You know how some people can get. Last week I argued that homosexuality is wrong because the practice is a design fault, that male and female are a product of intelligent design but that male-male and female-female aren’t. One of the responses I received personally was that I’m ‘healthily homophobic’ (‘homophobia’ means having an irrational hatred or fear of homosexuals or homosexuality). The comment was meant as a sarcastic put-down, implying that I’m narrow-minded in my opinion—in short that I’m prejudiced and somehow anti- human rights. I’m nothing of the sort, and that statement says far more about the person that made it than it does about me. My view is a rational judgement, i.e., the end result of a considered opinion. I gave reasons for my belief and because of those reasons in fact consider any stand against homosexuality to be truly a sign of health.

However, I am not against homosexuals, only homosexuality, so here I want to develop my argument. Homosexuality should not be illegal—I argued that it is wrong, not that it is criminal. If two consenting adults want to be gay in their private lives, in the quiet and security of their own homes, then I still think that they are wrong, but it’s OK with me: they have the right to do what they wish in private. Gays should not be hated, hounded or hunted. I agree with the apostle Paul who argues that wrongness brings its own punishment. What I’m against is a public stance that either explicitly or implicitly accepts homosexuality as any kind of normal.
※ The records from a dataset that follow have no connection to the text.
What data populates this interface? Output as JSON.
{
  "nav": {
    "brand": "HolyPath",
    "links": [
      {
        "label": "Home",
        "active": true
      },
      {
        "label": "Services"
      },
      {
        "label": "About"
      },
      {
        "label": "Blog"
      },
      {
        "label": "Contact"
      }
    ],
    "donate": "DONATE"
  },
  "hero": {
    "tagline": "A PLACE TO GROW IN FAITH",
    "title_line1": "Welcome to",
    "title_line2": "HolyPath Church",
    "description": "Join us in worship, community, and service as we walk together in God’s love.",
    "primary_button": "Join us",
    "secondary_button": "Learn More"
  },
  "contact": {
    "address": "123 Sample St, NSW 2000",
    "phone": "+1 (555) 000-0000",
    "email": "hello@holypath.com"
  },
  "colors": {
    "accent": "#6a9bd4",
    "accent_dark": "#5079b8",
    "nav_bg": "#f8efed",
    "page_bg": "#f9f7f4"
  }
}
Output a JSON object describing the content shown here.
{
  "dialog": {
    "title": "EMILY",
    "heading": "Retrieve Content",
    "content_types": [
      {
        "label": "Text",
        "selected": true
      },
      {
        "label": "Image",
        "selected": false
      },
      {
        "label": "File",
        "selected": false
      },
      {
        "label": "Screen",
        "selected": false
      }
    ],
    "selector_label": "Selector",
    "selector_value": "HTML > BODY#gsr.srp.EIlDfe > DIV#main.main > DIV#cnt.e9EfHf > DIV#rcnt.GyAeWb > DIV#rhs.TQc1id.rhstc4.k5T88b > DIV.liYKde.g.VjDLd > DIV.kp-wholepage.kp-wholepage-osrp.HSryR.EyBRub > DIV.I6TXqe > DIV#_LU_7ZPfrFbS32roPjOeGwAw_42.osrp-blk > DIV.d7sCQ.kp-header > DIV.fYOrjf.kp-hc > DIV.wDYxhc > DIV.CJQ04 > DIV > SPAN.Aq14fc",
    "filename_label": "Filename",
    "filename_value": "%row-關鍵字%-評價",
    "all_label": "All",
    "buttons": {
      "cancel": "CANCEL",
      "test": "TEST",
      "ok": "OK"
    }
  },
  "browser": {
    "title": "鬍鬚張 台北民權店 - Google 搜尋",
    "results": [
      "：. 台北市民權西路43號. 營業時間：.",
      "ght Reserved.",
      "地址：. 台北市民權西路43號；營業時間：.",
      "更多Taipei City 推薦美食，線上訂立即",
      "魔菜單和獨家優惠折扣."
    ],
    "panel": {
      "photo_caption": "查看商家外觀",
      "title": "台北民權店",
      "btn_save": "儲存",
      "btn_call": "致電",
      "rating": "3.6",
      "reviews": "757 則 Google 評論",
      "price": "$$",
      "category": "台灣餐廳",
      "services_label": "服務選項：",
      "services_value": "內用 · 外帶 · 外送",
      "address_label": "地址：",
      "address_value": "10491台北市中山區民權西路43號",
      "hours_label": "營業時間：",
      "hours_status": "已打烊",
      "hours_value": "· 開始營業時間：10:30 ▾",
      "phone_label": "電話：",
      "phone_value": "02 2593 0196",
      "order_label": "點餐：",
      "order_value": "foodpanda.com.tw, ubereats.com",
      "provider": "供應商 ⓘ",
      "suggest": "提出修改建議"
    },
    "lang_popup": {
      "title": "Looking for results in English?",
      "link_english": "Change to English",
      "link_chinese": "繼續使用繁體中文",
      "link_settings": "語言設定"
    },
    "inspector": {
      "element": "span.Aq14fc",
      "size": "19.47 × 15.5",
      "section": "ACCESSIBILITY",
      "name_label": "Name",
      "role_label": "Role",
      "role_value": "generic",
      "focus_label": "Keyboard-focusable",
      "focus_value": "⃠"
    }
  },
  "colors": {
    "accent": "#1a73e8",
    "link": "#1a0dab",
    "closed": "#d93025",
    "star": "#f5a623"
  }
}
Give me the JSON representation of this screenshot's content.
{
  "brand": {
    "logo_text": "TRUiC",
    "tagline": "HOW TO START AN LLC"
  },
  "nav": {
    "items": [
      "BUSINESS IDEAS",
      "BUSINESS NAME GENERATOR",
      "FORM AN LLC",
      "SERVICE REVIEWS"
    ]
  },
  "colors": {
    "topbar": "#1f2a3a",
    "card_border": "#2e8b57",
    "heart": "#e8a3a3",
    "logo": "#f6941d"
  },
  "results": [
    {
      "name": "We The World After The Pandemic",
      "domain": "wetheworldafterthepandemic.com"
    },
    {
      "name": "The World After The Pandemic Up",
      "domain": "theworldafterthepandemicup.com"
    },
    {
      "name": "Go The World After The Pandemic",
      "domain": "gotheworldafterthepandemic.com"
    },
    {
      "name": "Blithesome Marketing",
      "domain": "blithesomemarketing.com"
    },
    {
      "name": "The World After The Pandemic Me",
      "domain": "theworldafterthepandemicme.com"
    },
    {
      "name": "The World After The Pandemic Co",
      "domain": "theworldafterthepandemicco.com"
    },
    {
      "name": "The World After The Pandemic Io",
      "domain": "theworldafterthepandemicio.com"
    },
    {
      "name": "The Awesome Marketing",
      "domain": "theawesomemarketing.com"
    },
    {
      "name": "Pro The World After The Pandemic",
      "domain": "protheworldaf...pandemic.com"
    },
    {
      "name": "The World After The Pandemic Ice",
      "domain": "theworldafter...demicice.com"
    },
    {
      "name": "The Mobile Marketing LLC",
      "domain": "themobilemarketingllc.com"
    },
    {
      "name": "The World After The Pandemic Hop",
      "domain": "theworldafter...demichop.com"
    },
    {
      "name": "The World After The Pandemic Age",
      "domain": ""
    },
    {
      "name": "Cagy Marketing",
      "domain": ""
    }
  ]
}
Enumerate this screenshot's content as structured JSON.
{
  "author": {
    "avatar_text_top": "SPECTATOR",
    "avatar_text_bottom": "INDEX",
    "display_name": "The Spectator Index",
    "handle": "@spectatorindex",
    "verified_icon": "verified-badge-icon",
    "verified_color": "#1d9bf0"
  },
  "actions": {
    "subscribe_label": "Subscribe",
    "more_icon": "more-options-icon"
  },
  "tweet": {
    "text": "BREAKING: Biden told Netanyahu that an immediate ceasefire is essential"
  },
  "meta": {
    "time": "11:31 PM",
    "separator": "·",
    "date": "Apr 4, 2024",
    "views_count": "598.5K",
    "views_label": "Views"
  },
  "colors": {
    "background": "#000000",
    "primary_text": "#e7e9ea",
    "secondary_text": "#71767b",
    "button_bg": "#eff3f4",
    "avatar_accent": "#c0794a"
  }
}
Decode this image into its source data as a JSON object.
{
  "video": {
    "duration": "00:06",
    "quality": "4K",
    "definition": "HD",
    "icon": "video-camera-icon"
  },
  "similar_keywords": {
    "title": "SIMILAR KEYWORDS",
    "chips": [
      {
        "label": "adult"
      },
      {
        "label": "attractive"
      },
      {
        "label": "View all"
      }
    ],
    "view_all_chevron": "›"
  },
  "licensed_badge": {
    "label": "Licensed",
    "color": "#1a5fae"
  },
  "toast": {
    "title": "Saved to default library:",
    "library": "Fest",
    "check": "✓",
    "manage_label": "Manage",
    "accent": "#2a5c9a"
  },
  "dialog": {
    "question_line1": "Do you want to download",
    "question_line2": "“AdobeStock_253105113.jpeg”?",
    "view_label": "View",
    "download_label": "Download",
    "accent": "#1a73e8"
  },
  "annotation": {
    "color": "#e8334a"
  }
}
In particular I was responding to the worldwide movement to allow homosexual marriage and cower any dissenting voices into silence.

When I was growing up, as a teenager in high school, there was still a lot of public censorship. I was as interested in music then as I am now, and often songs were banned from the radio and TV because they were considered sexually explicit or praising drugs or racist or whatever. For me that was a good thing, and I didn’t consider it anti- human rights. If a song was banned from airplay it didn’t mean that you couldn’t buy it and hear it if you wanted to. There was, for example, a song called Je T'Aime Moi Non Plus that sold very well—I think it even got to number one on the charts—but it couldn’t be played on the radio. That didn’t stop any students or lawyers or grannies from buying it. What the ban did do—and this I think was important—was send a public message that some things are not encouraged for public consumption, that there are and should be some limits to what we do in public and therefore accept as normal and everyday. These days you can hear five- and six-year-olds repeating word-for-word each and any offensive and sick act that they hear on the radio or watch on Channel O.

Public censorship was largely destroyed in the name of supporting individual rights, and it has led to our current global flood of pornography and our ‘anything-goes’ society. In the same way, I believe that the surge towards homosexual marriage in the name of championing human rights is also wrong, and that, if allowed, the very fabric of human societies will change in seen and unforeseen ways, and not for the better. I won’t say that marriage is a sacrament, a holy act (just as I won’t argue that intelligent design is another form of creationism) but, given that we comprise both men and women, it is at least a logical institution; however, as I argued last week, I don’t see any logic in homosexuality. Allowing homosexuals or witches or even lovers of kwaito to do what they want to in private (as long as they don’t interfere with or harm anyone else) is one thing which I certainly don’t object to, but placing homosexuality alongside heterosexual unions as just another version of human marriage, and supporting it by changing public laws, is quite another. I just don’t think it’s an intelligent thing to do.